As Maxwell Street Days enters its fourth decade, though, diminishing returns are in evidence, at least when it comes to the atmosphere. Both the grills and the shouting sales people are fewer and farther between, while patches of street sans loaded tables are starting to seriously compete with adjacent scrums. While the sidewalk sale certainly retains robust elements and the requisite hordes of shoppers, its changing face does reflect the continual evolution of State Street, for better and for worse.
While there were a good dozen grill tents a decade ago when the street was crammed end-to-end with the festival, there are only a few remaining today. Though this can be chalked up to many things, one particularly visible culprit is the sidewalk café. As this essential component of summer in Madison has flourished over the last ten years, the number of grills out front has dropped.
In fact, the inexorable transformation of State Street from the stereotypical college strip stuffed with t-shirt/head/record shops of the sale's early days to its decidedly food-court atmosphere of today has a lot to do with the increasingly patchy nature of Maxwell Street Days. Restaurants really don't have overstock items that they want to get rid of at bargain-basement prices, at least not in the kind of buffet found at the sale. This is certainly true with the chain eateries on the campus end of State, though there are always a couple exceptions.

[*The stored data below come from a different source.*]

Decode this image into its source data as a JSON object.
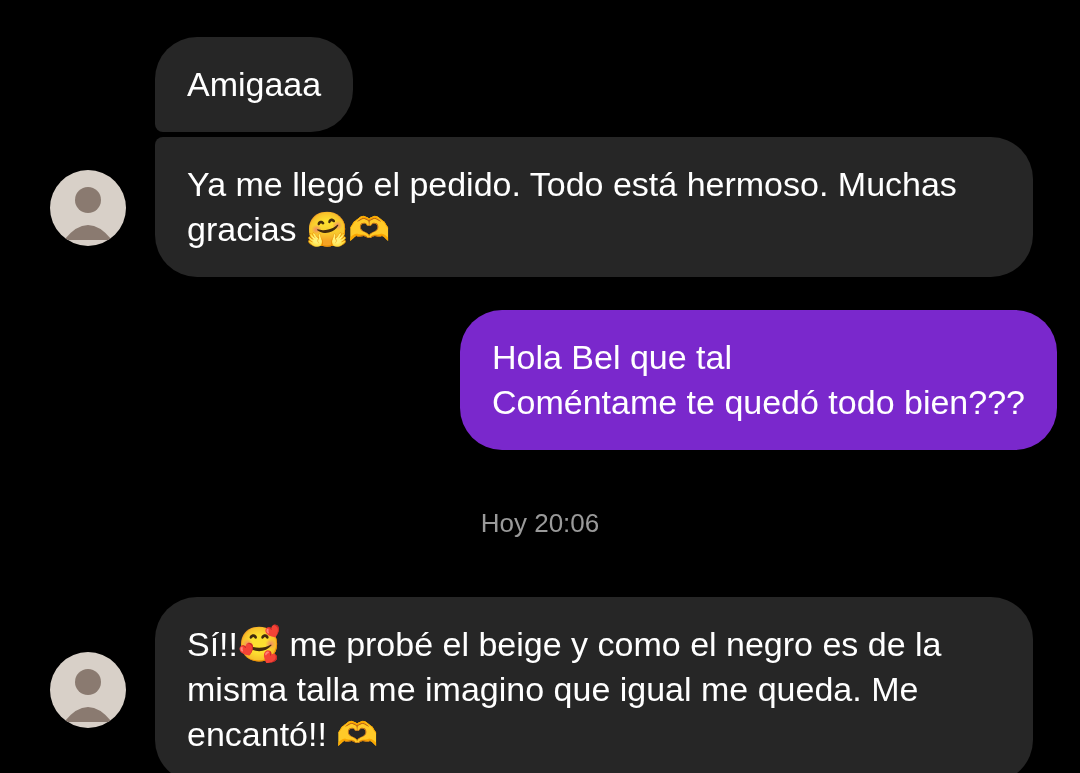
{
  "messages": [
    {
      "kind": "received",
      "avatar": false,
      "text": "Amigaaa"
    },
    {
      "kind": "received",
      "avatar": true,
      "text": "Ya me llegó el pedido. Todo está hermoso. Muchas gracias 🤗🫶"
    },
    {
      "kind": "sent",
      "text": "Hola Bel que tal\nComéntame te quedó todo bien???"
    },
    {
      "kind": "timestamp",
      "text": "Hoy 20:06"
    },
    {
      "kind": "received",
      "avatar": true,
      "text": "Sí!!🥰 me probé el beige y como el negro es de la misma talla me imagino que igual me queda. Me encantó!! 🫶"
    }
  ]
}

The Capitol end of State, meanwhile, is separated from the bulk of the sales by Overture. (The O.C. does indeed have a promotional table out, though, promoting their summertime children's production featuring Thomas the Tank Engine.) The top block of the street is busy again with apparel racks, but the sale reminds me more of an archipelago than a contiguous bazaar it once resembled.
As for the dwindling number of hucksters wielding megaphones and goading shoppers at the sale, who knows? They're still around at some stores, but trends come and go, just like the wares they're pitching.
There are certainly some pockets of insanity remaining, as seen when the sale kicked off on Friday morning. A forest of hanging and boxed clothes in front of the Urban Outfitters at the Frances Street intersection draws shoppers like flies. Most of the 400 and 500 blocks of State on either side of Gilman remain thick with the sale, with Art Gecko, Yellow Jersey, and B-Side Records buzzing with activity. In fact, the small tent in front of B-Side turned into a feeding frenzy of music sharks the moments the first $5 boxes of CDs were carried out to the sale. Similar scenes played out at various points along the street as the day lengthened.
Maxwell Street Days is alive and kicking, in places. Just like the stretch of shops and street that serves as its home, it's constantly changing. In that way, it's an interesting reflection of what's happening in terms of commerce on State Street.